His new knee had been "bloody good" and he competed at Outram at Waitangi Weekend and will test his knee again at the Waimate Rodeo this Saturday, as he chases points to qualify for nationals.
If he was short on qualifying points, he would still watch the New Zealand Rodeo finals in Kihikihi, Waikato on March 22.
He had attended about 40 nationals and won steer wrestling and team roping titles.
Rodeo was his family’s sport, his son Pat McCarthy Jun and his wife Deanna, and daughter Kate and her husband Ben Haugh and his grandchildren compete.
Granddaughter Bianca Haugh competes in the team roping event with her father and her proud grandfather got "a hell of a kick out of that".
Pat Sen left school at age 15 to work on his family’s 400ha sheep and cropping farm Ardmore in Hāwea Flat.
His father, who was also named Pat, died when he was 4 and his late uncle Neil ran Ardmore.
Now his son Pat Jun runs sheep, beef and cropping on Ardmore and Pat Sen helps when needed.
"I enjoy going up there and giving them a hand," he said.
Growing up on Ardmore, showjumping was his sport of choice.
His focus shifted to rodeo after being introduced to the sport by the Robinson family and entered his first rodeo at 17.
The major difference between the two sports was an exceptional horse was needed to progress in showjumping.
"In rodeo, you have more of an opportunity to make it," he said.
![Riding his horse Richie in the open team roping event at the Outram Rodeo on Waitangi Day is Pat...](https://www.odt.co.nz/sites/default/files/styles/odt_landscape_extra_large_4_3/public/story/2025/02/rodeo_08_060225.jpg?itok=1sdKY1BC)
He enjoyed developing horses for rodeo events.
"Most of my horses came from people who didn’t want them because they got a bit too much for them.

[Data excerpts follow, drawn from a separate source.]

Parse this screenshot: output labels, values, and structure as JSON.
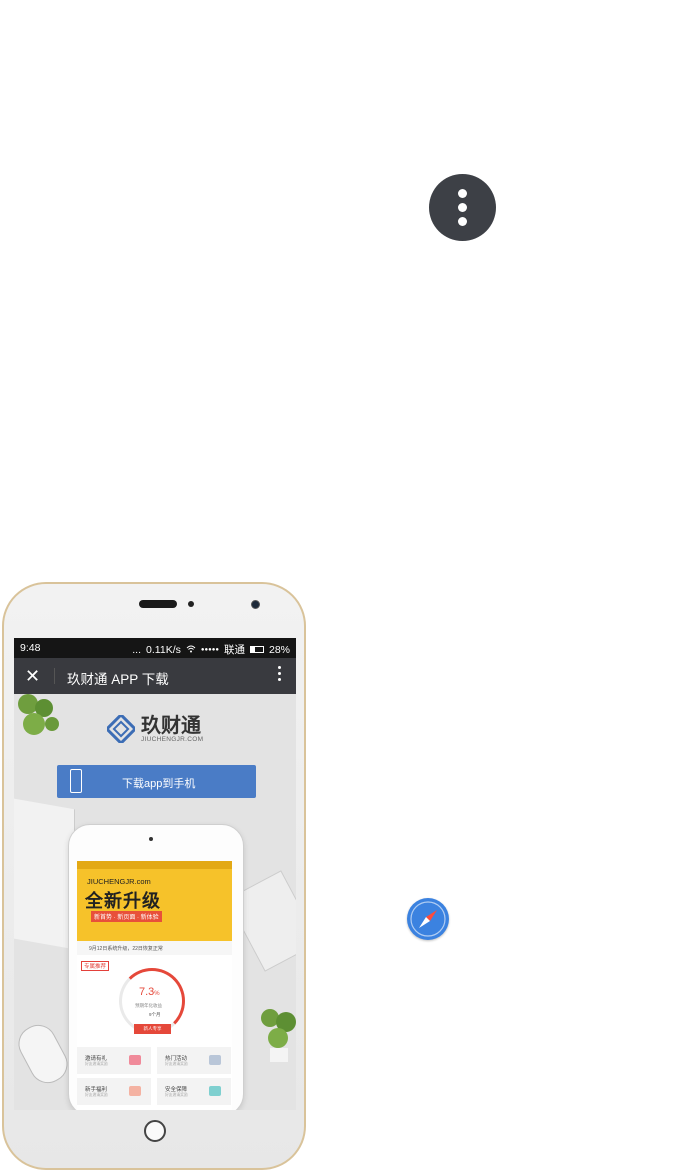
{
  "colors": {
    "menu_circle": "#3d4046",
    "safari_blue": "#3b82e0",
    "download_button": "#4a7cc6",
    "nav_bar": "#393a3f",
    "accent_red": "#e5483a",
    "banner_yellow": "#f6c22a"
  },
  "icons": {
    "menu": "more-vertical-icon",
    "safari": "safari-compass-icon"
  },
  "status_bar": {
    "time": "9:48",
    "dots": "...",
    "speed": "0.11K/s",
    "signal": "●●●●●",
    "carrier": "联通",
    "battery": "28%"
  },
  "nav": {
    "close": "✕",
    "title": "玖财通 APP 下载"
  },
  "page": {
    "logo_cn": "玖财通",
    "logo_en": "JIUCHENGJR.COM",
    "download_label": "下载app到手机"
  },
  "inner_app": {
    "banner_en": "JIUCHENGJR.com",
    "banner_title": "全新升级",
    "banner_tags": "新首势 · 新页面 · 新体验",
    "notice": "9月12日系统升级，22日恢复正常",
    "promo": "专属推荐",
    "rate": "7.3",
    "rate_unit": "%",
    "rate_sub": "预期年化收益",
    "term": "9个月",
    "buy": "新人专享",
    "grid": [
      {
        "label": "邀请有礼",
        "sub": "好友邀请奖励"
      },
      {
        "label": "热门活动",
        "sub": "好友邀请奖励"
      },
      {
        "label": "新手福利",
        "sub": "好友邀请奖励"
      },
      {
        "label": "安全保障",
        "sub": "好友邀请奖励"
      }
    ]
  }
}
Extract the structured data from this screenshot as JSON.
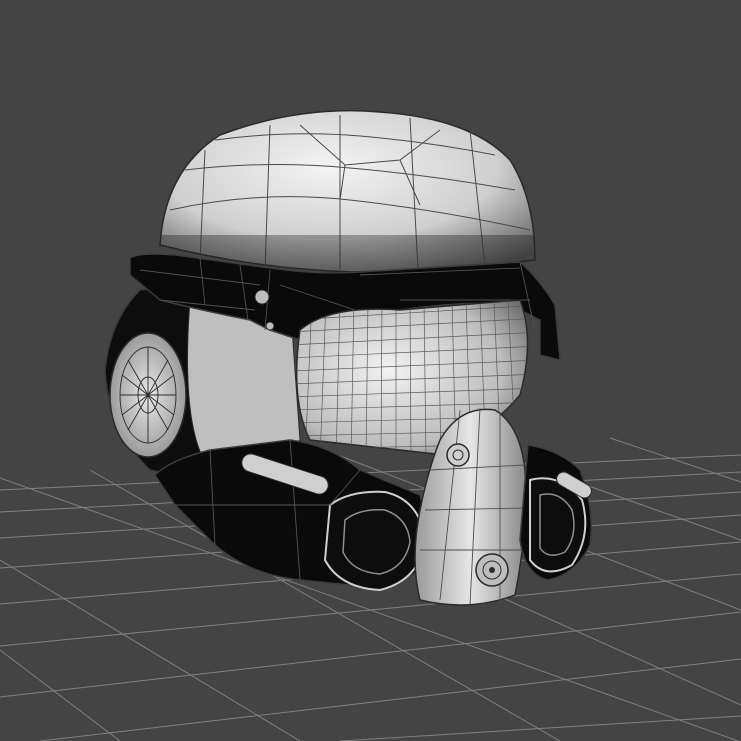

I’d get them cheap and turn them into reasonable horses."
Rodeo had given many unruly horse a second chance to find its purpose, he said.
He was one of the older rodeo participants in New Zealand but there were a few others in their 70s competing mostly in roping.
His enduring memories in the sport includes winning the first round of steer wrestling at the World Rodeo Championship in Sydney in 1978 and attending some of the "biggest and best" rodeos in the United States since 1971.
"That was a wee bit like going to the moon," he said.
He had attended the national championships in the United States about 10 times and made lifelong friendships.
"There is a lot of camaraderie in the sport, which I really enjoy."
In Colorado, he rode the most revered bucking horses at the time.
"I rode him across the arena and then he got rid of me."
This season he considered watching rodeo, rather than competing but Alyce Perkins, of Mataura, was seeking a team roping partner.
The idea of retiring from the sport always got "thrown out the window", he laughed.
"If I’m not doing this then what would I be doing? I have to be doing something."